Like him or not, President Obama has been a pin cushion for more than a few barbs, and perhaps a few sharp knives, that focus on his individual “shortcomings” (real and fabricated, racist and untrue). He wasn’t born in the United States, say the Birthers, or is depicted in the severest racist incarnation (a monkey-like visage, used in segregated times to depict ‘Negroes’ as inferior to whites – examples above). And worse.
Or unlike any other time in post-19th century America – where every single piece of seminal social legislation (income taxes, voting rights, Social Security, Medicare, Medicaid, etc.) has been submitted time and again to Congress to fix flaws that surfaced when the programs were launched – Obama’s seminal legislation (the Affordable Care Act) cannot get the slightest hearing before any House Committee for a fix (it’s always about repeal… 54 House votes for repeal, zero for repair).
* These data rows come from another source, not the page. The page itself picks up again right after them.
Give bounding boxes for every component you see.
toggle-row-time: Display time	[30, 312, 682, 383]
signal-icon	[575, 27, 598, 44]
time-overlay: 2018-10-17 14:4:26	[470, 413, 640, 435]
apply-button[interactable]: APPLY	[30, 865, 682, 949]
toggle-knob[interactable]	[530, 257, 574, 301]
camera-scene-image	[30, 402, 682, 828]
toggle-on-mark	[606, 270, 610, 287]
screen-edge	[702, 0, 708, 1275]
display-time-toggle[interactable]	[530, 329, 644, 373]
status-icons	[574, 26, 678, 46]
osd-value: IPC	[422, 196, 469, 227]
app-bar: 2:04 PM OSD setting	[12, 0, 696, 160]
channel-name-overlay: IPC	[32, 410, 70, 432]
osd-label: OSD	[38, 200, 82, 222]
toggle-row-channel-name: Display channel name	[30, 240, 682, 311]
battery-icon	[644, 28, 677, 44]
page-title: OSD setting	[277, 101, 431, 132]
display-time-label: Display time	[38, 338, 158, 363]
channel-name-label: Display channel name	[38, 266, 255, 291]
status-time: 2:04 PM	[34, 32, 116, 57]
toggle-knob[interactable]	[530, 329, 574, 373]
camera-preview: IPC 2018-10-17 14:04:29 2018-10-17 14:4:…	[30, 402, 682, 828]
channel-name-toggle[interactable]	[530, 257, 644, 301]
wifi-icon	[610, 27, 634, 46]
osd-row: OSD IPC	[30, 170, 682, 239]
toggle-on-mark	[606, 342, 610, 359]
My way – er… my donors’ way – or the highway.
“‘If you were to call it an Obama generation, there was a window,’ said John Della Volpe, the director of polling at the Institute of Politics at Harvard University. ‘That opportunity has been lost.’ He said the youth who came of voting age around the time of the 2008 election have since lost interest in electoral politics, and pointed to a survey he conducted last year among 18- to 29-year-olds. Although 70 percent said they considered community service an honorable endeavor, only 35 percent said the same about running for office.” New York Times, April 13th.
And the numbers are dropping. There is this growing perception that embracing a serious political career is about finding the donors who will contribute and saying whatever you need to get those campaign contributions. Leadership and vision have left the building. Our political choices are becoming just picking from the least-objectionable “least-qualified” candidates, those willing to do anything for political power without regards to genuine public service. The best of the best are increasingly unwilling to step into the vileness that now defines electioneering in the United States.
I’m Peter Dekom, and while we are not getting the political system we want, perhaps we are getting the political system we deserve.